Proton NMR assignment and secondary structure of the calcium-free form of the amino-terminal epidermal growth factor like domain in coagulation factor X

Abstract

Blood coagulation factor X is composed of discrete domains, two of which are homologous to the epidermal growth factor (EGF). The N-terminal EGF like domain in factor X (fX-EGFN), residues 45-86 of the intact protein, contains a .beta.-hydroxylated aspartic acid and has one Ca2+-binding site. Using 2D NMR techniques, we have made a full assignment of the 500-MHz 1H NMR spectrum of Ca2+-free fX-EGFN. On the basis of this assignment and complementary NOESY experiments, we have also determined the secondary structure of Ca2+-free fX-EGFN in water solution. Residues 45-49 are comparatively mobile, whereas residues 50-56 are constrained by two disulfide bonds to one side of an antiparallel .beta.-sheet involving residues 59-64 and 67-72. Another antiparallel .beta.-sheet involves residues 76-77 and 83-84. A small, parallel .beta.-sheet connects residues 80-81 and 55-56 and thereby orients the two antiparallel .beta.-sheets relative to each other.

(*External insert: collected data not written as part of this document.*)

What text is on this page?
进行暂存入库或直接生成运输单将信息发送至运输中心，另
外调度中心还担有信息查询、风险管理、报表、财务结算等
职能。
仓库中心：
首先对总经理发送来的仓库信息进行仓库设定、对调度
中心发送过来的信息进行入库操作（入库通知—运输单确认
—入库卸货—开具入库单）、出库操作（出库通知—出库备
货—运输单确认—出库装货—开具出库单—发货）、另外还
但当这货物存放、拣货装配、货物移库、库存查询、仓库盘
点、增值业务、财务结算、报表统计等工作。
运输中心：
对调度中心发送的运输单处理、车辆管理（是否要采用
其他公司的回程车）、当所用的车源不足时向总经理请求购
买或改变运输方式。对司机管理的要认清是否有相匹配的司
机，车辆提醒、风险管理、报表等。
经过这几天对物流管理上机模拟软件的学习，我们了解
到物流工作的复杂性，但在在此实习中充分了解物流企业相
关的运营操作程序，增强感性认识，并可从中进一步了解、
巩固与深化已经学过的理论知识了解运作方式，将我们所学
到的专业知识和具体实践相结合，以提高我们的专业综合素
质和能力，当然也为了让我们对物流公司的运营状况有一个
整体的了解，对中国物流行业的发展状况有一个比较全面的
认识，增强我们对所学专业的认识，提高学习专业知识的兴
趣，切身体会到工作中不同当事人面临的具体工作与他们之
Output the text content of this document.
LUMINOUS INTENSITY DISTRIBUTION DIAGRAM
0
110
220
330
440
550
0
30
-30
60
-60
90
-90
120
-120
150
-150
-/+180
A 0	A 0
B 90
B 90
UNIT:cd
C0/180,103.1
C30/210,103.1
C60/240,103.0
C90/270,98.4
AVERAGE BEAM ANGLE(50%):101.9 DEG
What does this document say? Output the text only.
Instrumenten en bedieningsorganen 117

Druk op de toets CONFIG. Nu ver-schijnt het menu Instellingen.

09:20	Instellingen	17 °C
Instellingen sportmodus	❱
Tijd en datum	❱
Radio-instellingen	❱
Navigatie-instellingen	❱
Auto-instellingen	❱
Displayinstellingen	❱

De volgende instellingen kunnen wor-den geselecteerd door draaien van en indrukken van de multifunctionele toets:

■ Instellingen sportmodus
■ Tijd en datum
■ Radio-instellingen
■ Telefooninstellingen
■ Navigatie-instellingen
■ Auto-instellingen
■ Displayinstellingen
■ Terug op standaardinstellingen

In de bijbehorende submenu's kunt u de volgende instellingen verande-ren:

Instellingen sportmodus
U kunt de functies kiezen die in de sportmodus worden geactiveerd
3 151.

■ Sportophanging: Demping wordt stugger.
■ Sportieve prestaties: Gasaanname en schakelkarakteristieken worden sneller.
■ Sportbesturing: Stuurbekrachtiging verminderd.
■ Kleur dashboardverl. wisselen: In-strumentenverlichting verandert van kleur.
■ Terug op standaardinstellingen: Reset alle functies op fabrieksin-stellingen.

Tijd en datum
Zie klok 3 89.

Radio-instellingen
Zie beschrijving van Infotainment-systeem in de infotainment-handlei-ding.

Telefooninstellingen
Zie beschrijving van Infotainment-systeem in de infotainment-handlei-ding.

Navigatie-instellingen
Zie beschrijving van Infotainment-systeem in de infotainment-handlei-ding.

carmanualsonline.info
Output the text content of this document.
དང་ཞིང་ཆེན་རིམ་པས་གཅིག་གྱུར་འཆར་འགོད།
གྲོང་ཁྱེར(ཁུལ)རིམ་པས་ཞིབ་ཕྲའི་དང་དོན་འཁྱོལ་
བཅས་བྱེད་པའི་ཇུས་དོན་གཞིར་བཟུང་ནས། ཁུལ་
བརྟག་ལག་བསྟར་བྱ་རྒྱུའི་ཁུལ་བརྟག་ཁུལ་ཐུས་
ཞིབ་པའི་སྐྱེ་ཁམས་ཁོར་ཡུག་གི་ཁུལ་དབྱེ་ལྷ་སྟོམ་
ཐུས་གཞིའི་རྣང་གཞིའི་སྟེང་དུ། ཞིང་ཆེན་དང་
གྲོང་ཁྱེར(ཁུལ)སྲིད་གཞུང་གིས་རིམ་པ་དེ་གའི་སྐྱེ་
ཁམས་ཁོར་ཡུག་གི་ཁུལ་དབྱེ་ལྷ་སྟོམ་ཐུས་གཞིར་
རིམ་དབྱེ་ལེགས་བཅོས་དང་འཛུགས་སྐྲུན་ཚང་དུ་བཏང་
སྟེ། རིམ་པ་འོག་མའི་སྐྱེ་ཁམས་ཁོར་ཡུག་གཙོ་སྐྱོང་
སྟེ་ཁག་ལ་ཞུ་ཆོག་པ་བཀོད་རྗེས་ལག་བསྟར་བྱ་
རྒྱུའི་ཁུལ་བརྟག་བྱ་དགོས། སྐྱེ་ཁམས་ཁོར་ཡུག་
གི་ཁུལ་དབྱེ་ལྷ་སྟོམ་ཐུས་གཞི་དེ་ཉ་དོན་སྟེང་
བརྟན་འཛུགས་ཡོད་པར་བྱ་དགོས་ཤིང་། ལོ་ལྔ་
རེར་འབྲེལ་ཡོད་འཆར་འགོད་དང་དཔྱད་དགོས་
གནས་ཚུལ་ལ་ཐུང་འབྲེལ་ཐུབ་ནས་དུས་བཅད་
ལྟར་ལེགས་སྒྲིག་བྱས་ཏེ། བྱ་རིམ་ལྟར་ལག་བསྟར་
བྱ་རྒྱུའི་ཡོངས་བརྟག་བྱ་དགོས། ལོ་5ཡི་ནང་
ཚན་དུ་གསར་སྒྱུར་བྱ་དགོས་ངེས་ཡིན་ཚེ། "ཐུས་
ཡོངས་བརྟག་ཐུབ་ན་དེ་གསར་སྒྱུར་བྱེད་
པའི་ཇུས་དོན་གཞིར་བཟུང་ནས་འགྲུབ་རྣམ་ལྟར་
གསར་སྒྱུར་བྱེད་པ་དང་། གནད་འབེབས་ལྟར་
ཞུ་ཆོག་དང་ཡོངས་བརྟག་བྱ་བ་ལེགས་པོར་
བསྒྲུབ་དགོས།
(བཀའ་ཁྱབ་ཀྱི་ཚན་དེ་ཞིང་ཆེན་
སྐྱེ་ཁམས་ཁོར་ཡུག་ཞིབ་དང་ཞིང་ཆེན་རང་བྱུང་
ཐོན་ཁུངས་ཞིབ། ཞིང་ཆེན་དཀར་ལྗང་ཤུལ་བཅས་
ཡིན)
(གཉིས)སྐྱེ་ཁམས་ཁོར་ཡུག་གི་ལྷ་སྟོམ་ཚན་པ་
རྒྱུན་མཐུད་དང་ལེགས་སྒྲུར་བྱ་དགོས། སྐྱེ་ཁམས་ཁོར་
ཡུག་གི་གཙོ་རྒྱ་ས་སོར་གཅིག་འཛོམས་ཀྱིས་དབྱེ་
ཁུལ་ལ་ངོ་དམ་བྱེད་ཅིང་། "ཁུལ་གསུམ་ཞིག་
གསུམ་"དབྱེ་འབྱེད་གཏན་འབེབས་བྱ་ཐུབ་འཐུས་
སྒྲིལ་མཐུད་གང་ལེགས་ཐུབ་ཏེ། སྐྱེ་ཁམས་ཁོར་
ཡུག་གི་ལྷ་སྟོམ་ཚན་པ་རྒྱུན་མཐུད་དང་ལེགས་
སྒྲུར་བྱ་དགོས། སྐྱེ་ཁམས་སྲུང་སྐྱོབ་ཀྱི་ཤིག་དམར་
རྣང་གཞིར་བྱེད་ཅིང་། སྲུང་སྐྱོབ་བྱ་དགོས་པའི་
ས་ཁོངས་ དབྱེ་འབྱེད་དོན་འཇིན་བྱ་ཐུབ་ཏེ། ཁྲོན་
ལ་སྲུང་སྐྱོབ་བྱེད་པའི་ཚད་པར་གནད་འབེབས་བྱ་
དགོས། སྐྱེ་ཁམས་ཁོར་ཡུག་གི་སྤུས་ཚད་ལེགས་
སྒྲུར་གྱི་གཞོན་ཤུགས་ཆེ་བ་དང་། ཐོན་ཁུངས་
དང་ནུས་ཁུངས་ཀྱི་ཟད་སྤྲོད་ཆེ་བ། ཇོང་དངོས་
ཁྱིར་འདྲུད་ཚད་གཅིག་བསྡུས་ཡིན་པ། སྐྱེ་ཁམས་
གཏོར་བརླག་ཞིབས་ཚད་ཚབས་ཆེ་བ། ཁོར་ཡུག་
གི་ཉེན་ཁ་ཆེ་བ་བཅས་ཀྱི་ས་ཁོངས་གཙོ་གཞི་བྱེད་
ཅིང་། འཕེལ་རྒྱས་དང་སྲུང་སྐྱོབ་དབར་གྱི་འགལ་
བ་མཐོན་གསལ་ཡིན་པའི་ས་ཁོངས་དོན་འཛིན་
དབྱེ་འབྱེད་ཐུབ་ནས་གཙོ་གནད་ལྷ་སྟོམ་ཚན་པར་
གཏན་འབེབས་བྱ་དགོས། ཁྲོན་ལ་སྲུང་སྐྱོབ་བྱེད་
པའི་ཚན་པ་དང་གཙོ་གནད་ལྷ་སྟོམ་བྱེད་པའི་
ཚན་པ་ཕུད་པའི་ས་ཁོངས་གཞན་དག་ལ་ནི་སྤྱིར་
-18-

Four .beta.-turns are identified, involving residues 50-53, 56-59, 64-67, and 73-76. Residues 78-82 adopt an extended bend structure. On the basis of secondary structure and the location of the three disulfide bonds, we find that Asp 46, Asp 48, and Hya 63 are sufficiently close to each other to form a Ca2+-binding site. However, the amino terminus of the Ca2+-free form of fX-EGFN is not part of a triple-stranded .beta.-sheet as in other EGF like peptides. Differences and similarities between fX-EGFN and murine EGF with respect to secondary structure and conformational shifts are discussed.